East & Partners

Chinese Share of US Imports Halves to 9% – DHL

(12 March 2026 – China) DHL reports the share of US imports sourced from China in 2025 decreased to nine percent, the lowest level since 2006 in the wake of President Donald Trump’s tariffs.

China increased exports to non-US markets last year, notably African and Southeast Asian countries such as Vietnam. The share of US imports sourced from China fell to nine percent, down from 13 percent in 2024 and less than half the peak of 22 percent in 2017 according to DHL.

Citi reports that US import growth is stronger from nearly every region except China. This underscores a broad US diversification away from direct Chinese sourcing. Increased imports from ASEAN, India, Vietnam, Mexico, Korea, and Japan point to a wide reconfiguration of supply chains.

The World Trade Organisation (WTO) reports that investment in artificial intelligence (AI) infrastructure underpinned resurgent global trade in goods such as semiconductors and data transmission equipment. Trade in AI-related goods is expanding rapidly amid a race to build data centre capacity, driving 42 percent of goods trade growth over the first three quarters of 2025.

Global goods trade is projected to expand at an average annual rate of 2.6 percent through 2029, in line with the past decade. Bank economists predict that elevated inflation will persist through at least the middle of 2026, driven partly by an anticipated surge in oil prices as a result of the US/Israel war with Iran in the Middle East.

“Trade is like water, it will always find a way. It will flow in different directions. People are out there going for commercial deals, mini trade deals, formal trade deals. Trade ministers are flying to countries they’ve never flown to before” commented DHL Express CEO John Pearson.

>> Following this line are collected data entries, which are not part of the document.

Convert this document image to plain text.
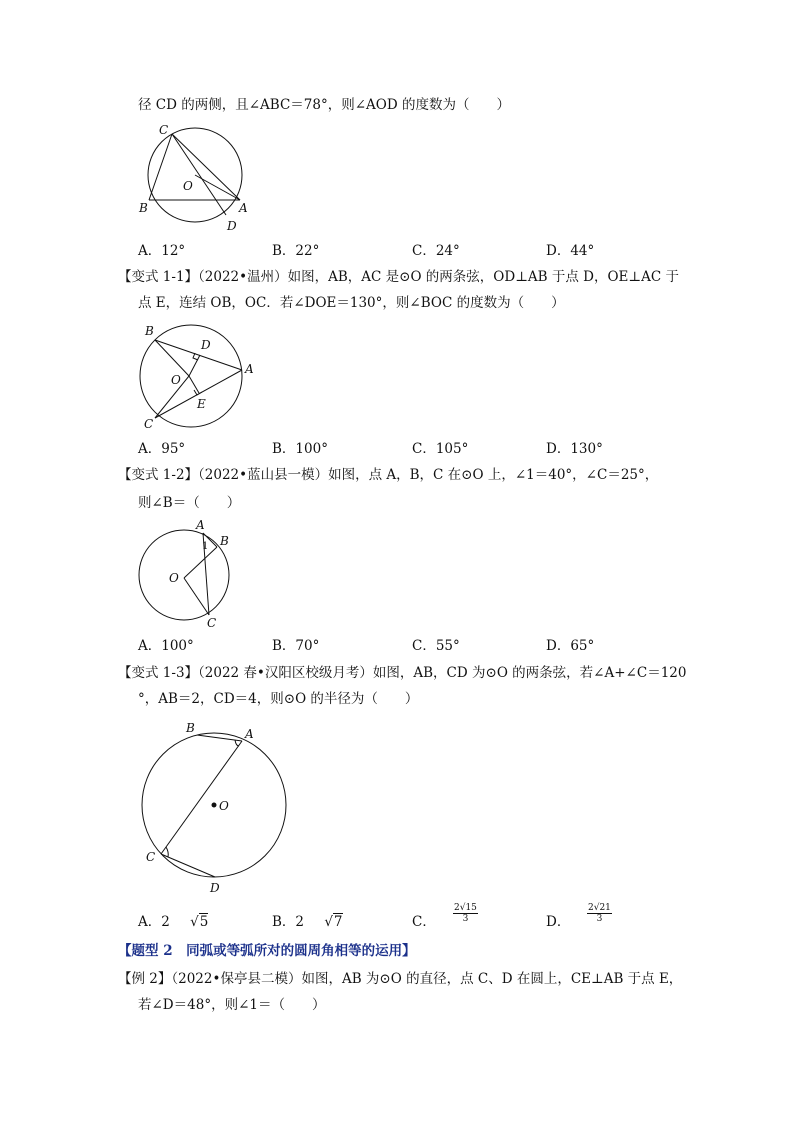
径 CD 的两侧，且∠ABC＝78°，则∠AOD 的度数为（　　）
C
O
B	A
D
A．12°	B．22°	C．24°	D．44°
【变式 1-1】（2022•温州）如图，AB，AC 是⊙O 的两条弦，OD⊥AB 于点 D，OE⊥AC 于
点 E，连结 OB，OC．若∠DOE＝130°，则∠BOC 的度数为（　　）
B
D
A
O
E
C
A．95°	B．100°	C．105°	D．130°
【变式 1-2】（2022•蓝山县一模）如图，点 A，B，C 在⊙O 上，∠1＝40°，∠C＝25°，
则∠B＝（　　）
A
B
1
O
C
A．100°	B．70°	C．55°	D．65°
【变式 1-3】（2022 春•汉阳区校级月考）如图，AB，CD 为⊙O 的两条弦，若∠A+∠C＝120
°，AB＝2，CD＝4，则⊙O 的半径为（　　）
B	A
O
C
D
A．2 √5	B．2 √7	C． $\frac{2√15}{3}$	D． $\frac{2√21}{3}$
【题型 2　同弧或等弧所对的圆周角相等的运用】
【例 2】（2022•保亭县二模）如图，AB 为⊙O 的直径，点 C、D 在圆上，CE⊥AB 于点 E，
若∠D＝48°，则∠1＝（　　）
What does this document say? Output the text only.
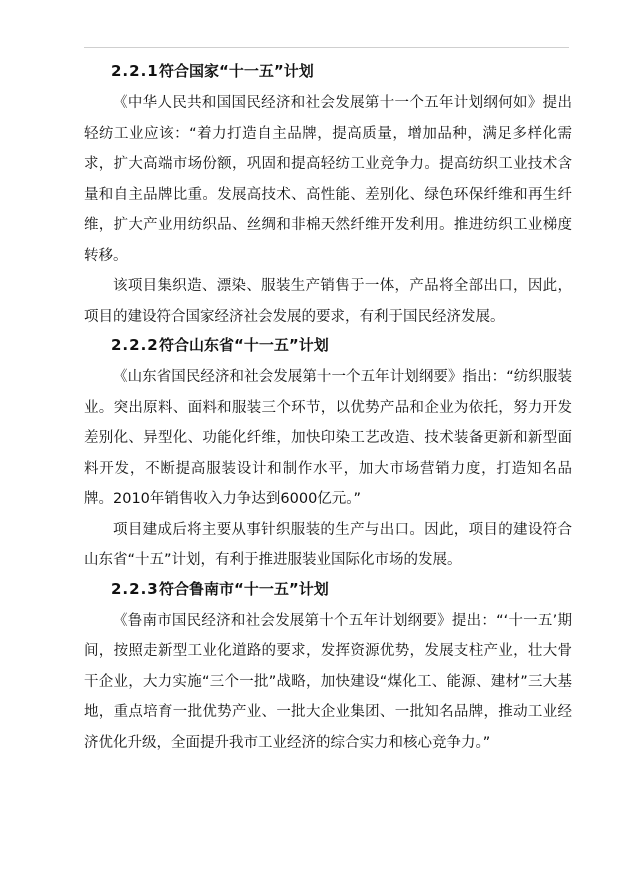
2.2.1符合国家“十一五”计划

《中华人民共和国国民经济和社会发展第十一个五年计划纲何如》提出轻纺工业应该：“着力打造自主品牌，提高质量，增加品种，满足多样化需求，扩大高端市场份额，巩固和提高轻纺工业竞争力。提高纺织工业技术含量和自主品牌比重。发展高技术、高性能、差别化、绿色环保纤维和再生纤维，扩大产业用纺织品、丝绸和非棉天然纤维开发利用。推进纺织工业梯度转移。

该项目集织造、漂染、服装生产销售于一体，产品将全部出口，因此，项目的建设符合国家经济社会发展的要求，有利于国民经济发展。

2.2.2符合山东省“十一五”计划

《山东省国民经济和社会发展第十一个五年计划纲要》指出：“纺织服装业。突出原料、面料和服装三个环节，以优势产品和企业为依托，努力开发差别化、异型化、功能化纤维，加快印染工艺改造、技术装备更新和新型面料开发，不断提高服装设计和制作水平，加大市场营销力度，打造知名品牌。2010年销售收入力争达到6000亿元。”

项目建成后将主要从事针织服装的生产与出口。因此，项目的建设符合山东省“十五”计划，有利于推进服装业国际化市场的发展。

2.2.3符合鲁南市“十一五”计划

《鲁南市国民经济和社会发展第十个五年计划纲要》提出：“‘十一五’期间，按照走新型工业化道路的要求，发挥资源优势，发展支柱产业，壮大骨干企业，大力实施“三个一批”战略，加快建设“煤化工、能源、建材”三大基地，重点培育一批优势产业、一批大企业集团、一批知名品牌，推动工业经济优化升级，全面提升我市工业经济的综合实力和核心竞争力。”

“Last year’s trade figure, which is based on data for the first three quarters, is even below the level when China entered the WTO in 2001. Still, there is no clear declining trend in US reliance on shipments from China when considering Chinese inputs in goods imported from third countries. While there is much less direct trade between the US and China, indirect trade has maintained a substantial amount of interdependence between those two economies” stated DHL Initiative on Globalisation Director at NYU, Steven Altman.

“Overall, global trade volume grew faster in 2025 than in any year since 2017, excluding the volatile pandemic period, partially because US buyers rushed to import goods ahead of tariff hikes” Altman added.